Some time ago I admired a book on natural history of Alberta and I wished British Columbia would have a similar treatment. Richard and Syd Cannings came with this fine summary. The first chapters deal with geology, oceanography, glaciation, and post-glacial history of the Province, and establish a framework for description of its major ecological regions. The book is richly illustrated with great photographs and line drawings, the text is well balanced (you will recognize, but forget that the Cannings brothers are zoologists!) and the general text is accompanied with numerous "boxes" describing and illustrating various interesting special aspects of our natural history. Address of the publisher: Graystone Books, Division of Douglas & McIntyre Ltd., 1615 Venables Street, Vancouver, B.C. V5L 2H1
This book is a fascinating account of ethnobotanical studies done in South America by Prof. Richard E. Schultes and his students (namely the late Tim Plowman). ONLY IN VICTORIA: Wade Davis will talk here on November 25, in the Crystal Garden at 7:30 p.m. Tickets ($5.00 or no charge if you buy a book) in the Munro Books and possibly some other bookstores.

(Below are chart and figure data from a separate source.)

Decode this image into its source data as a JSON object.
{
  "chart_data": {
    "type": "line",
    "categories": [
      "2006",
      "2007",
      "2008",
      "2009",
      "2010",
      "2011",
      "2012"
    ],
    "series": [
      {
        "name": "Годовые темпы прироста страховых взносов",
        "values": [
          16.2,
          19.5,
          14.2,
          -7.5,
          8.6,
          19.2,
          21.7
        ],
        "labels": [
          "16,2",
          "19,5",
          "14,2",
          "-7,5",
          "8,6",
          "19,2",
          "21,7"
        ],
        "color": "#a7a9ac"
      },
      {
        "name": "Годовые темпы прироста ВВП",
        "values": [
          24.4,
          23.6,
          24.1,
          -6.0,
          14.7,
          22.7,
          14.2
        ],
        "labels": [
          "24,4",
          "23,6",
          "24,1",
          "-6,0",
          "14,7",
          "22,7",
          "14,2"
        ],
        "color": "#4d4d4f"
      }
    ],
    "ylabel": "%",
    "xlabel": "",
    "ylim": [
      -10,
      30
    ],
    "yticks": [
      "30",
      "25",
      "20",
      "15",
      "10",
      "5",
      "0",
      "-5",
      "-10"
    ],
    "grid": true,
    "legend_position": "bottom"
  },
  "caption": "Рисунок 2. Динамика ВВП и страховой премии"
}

Scott Adams is the creator of "Dilbert" - a cartoon serial that is syndicated in many North American newspapers and highly valued for its true reflections of corporate America. Compared with the Parkinson's Law or Peter Principle, Adams does not try to find how the corporations and similar systems work; he is a passive observer of modern management processes, such as downsizing, rightsizing, flattening, and creating quality teams. He does not analyze their functions, but only shows the reader what is the accepted norm in the modern management (or managerial?) practices. It's not without interest that shortly after the publication of "Dilbert Principle" the Government of British Columbia launched its Blitz reorganization in order to get even closer to the norms described in the book.